Over the past few weeks, sleek new BMWs have been on display underneath the building's canopy and in a pavilion built on the front lawn.
It's a part of the car company's media launch for a new hybrid vehicle and it brought City Hall $300,000 for five weeks of use.
Meanwhile, the Civic Working Group, a nine-member committee selected by City Council, has met four times to discuss the long-term plans for the future of the site.
The auditorium was shuttered in July, a result of City Hall losing its redevelopment agency, which was supposed to cover $51 million worth of much-needed seismic retrofitting and modernization. The Civic has hosted the Oscars, Bob Dylan, and Prince since it opened in 1958.
Even closed, the auditorium costs City Hall an estimated $185,000 a year to insure and maintain. Events like the BMW media launch, an AltCar event in September, and a Buy Local event in October cover costs and bring in revenue for the aging building.
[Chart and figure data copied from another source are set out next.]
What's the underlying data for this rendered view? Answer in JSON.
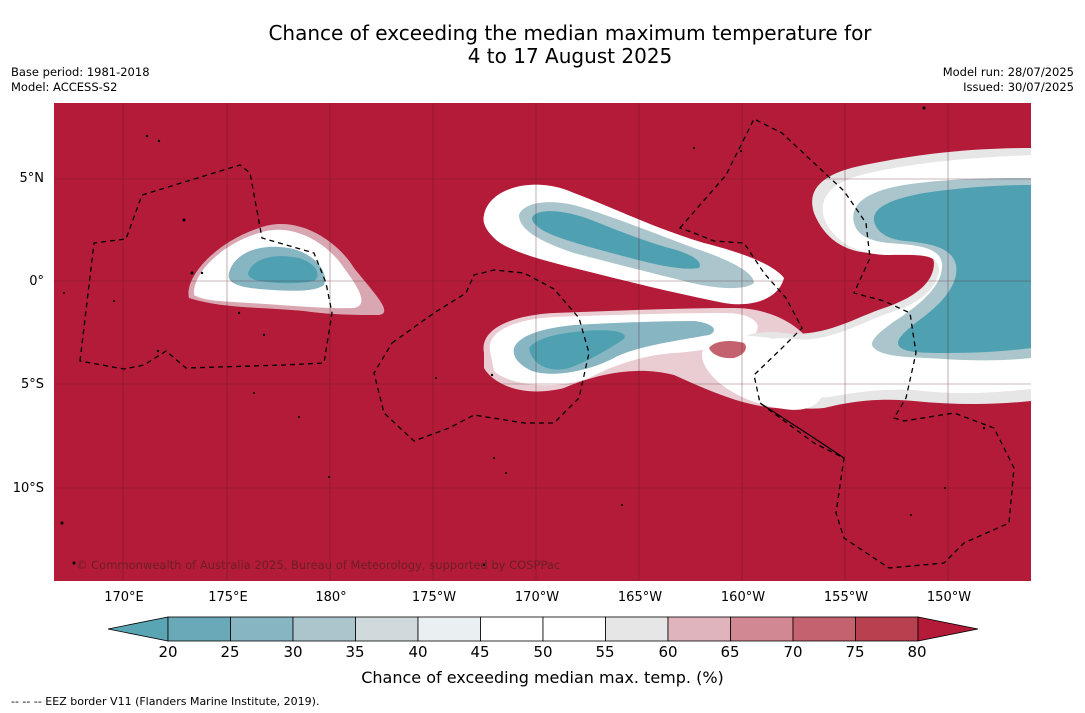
{
  "title": {
    "line1": "Chance of exceeding the median maximum temperature for",
    "line2": "4 to 17 August 2025"
  },
  "meta": {
    "base_period": "Base period: 1981-2018",
    "model": "Model: ACCESS-S2",
    "model_run": "Model run: 28/07/2025",
    "issued": "Issued: 30/07/2025"
  },
  "map": {
    "copyright": "© Commonwealth of Australia 2025, Bureau of Meteorology, supported by COSPPac",
    "lat_labels": [
      "5°N",
      "0°",
      "5°S",
      "10°S"
    ],
    "lon_labels": [
      "170°E",
      "175°E",
      "180°",
      "175°W",
      "170°W",
      "165°W",
      "160°W",
      "155°W",
      "150°W"
    ],
    "background_color": "#b31b38"
  },
  "colorbar": {
    "ticks": [
      "20",
      "25",
      "30",
      "35",
      "40",
      "45",
      "50",
      "55",
      "60",
      "65",
      "70",
      "75",
      "80"
    ],
    "colors": [
      "#5aa5b4",
      "#6aaab8",
      "#87b6c2",
      "#aac5cc",
      "#d0d9dc",
      "#eaeff1",
      "#ffffff",
      "#ffffff",
      "#e6e6e6",
      "#dfb4bc",
      "#d28893",
      "#c4626f",
      "#b8414f",
      "#b31b38"
    ],
    "label": "Chance of exceeding median max. temp. (%)"
  },
  "legend": {
    "eez_line": "--  --  -- EEZ border V11 (Flanders Marine Institute, 2019)."
  }
}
Last year City Hall brought in cash by allowing scenes from the CBS drama "NCIS" to be shot inside the Civic.
But these events won't be enough to cover the renovation costs. Evaluating the potential financing options will be left, in part, to the Civic superteam.
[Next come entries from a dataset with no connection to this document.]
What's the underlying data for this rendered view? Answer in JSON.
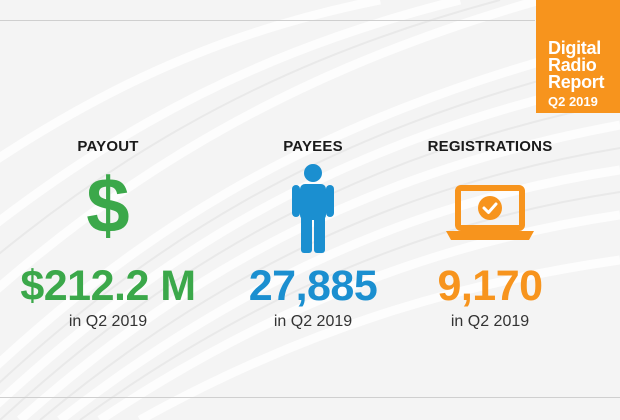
{
  "badge": {
    "line1": "Digital",
    "line2": "Radio",
    "line3": "Report",
    "period": "Q2 2019"
  },
  "stats": [
    {
      "heading": "PAYOUT",
      "value": "$212.2 M",
      "note": "in Q2 2019",
      "icon": "dollar-sign-icon",
      "color": "#3ba84a"
    },
    {
      "heading": "PAYEES",
      "value": "27,885",
      "note": "in Q2 2019",
      "icon": "person-icon",
      "color": "#1b8fd0"
    },
    {
      "heading": "REGISTRATIONS",
      "value": "9,170",
      "note": "in Q2 2019",
      "icon": "laptop-check-icon",
      "color": "#f7941d"
    }
  ]
}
"I think each of the nine members have slightly different visions of the area and what it concerns," said Civic Working Group member Phil Brock.
Brock would like to see much of the space remain undeveloped.
"I think there was a little bit of a push-pull between advocates of potentially putting a hotel and a profit center of some sort in the Civic parking lot, versus, as the chair of the Recreation and Parks Commission, part of the Civic Center mater-plan said that the area would become a soccer field or other use playing fields," he said.
Tongva Park does not have playing fields because they were intended for the Civic Center, Brock said.
Nina Fresco, who co-chairs the group, said they've been doing "a ton of research."
Council appointed them, she said, primarily for the visioning process.
"When you look at visioning, that comes before plans and strategies, so to say what I think should happen on the site, I just don't know yet," Fresco said. "We're kind of trying to figure that out."
The group is also tasked with creating "community consensus," she said, which they will attempt during three community meetings — one in September, January, and March.
Last month they hired consultant Paul Silvern, who also worked as a consultant for the planning department during the Bergamot Transit Village planning process.
Silvern will fill in the financial gaps so that group members "can understand what (their) dreams are and how they effect the balance sheet," Fresco said.
"Then we'll know what we can reasonably expect from people who come forward and try to propose projects that pencil out for them that match our dreams as closely as possible," she said.
Brock said they will likely go before council with their plans sometime in the middle of next year.
"I'm a little bit concerned that, while we need to figure out the way to monetize the facility, it is still thought of as a great cultural arts facility for the residents of Santa Monica," he said. "I know that we're talking about hotels virtually everywhere in the city. I think residents are going to be very upset if we build another six to 10-story hotel proposal."
The list of the group's ideas for the site are posted on City Hall's website. They include a museum, a concert venue, production labs, hotels, movie theaters, and open space.
The group meets every fourth Monday of the month at 6:30 p.m. in — of course — the East Wing of the auditorium.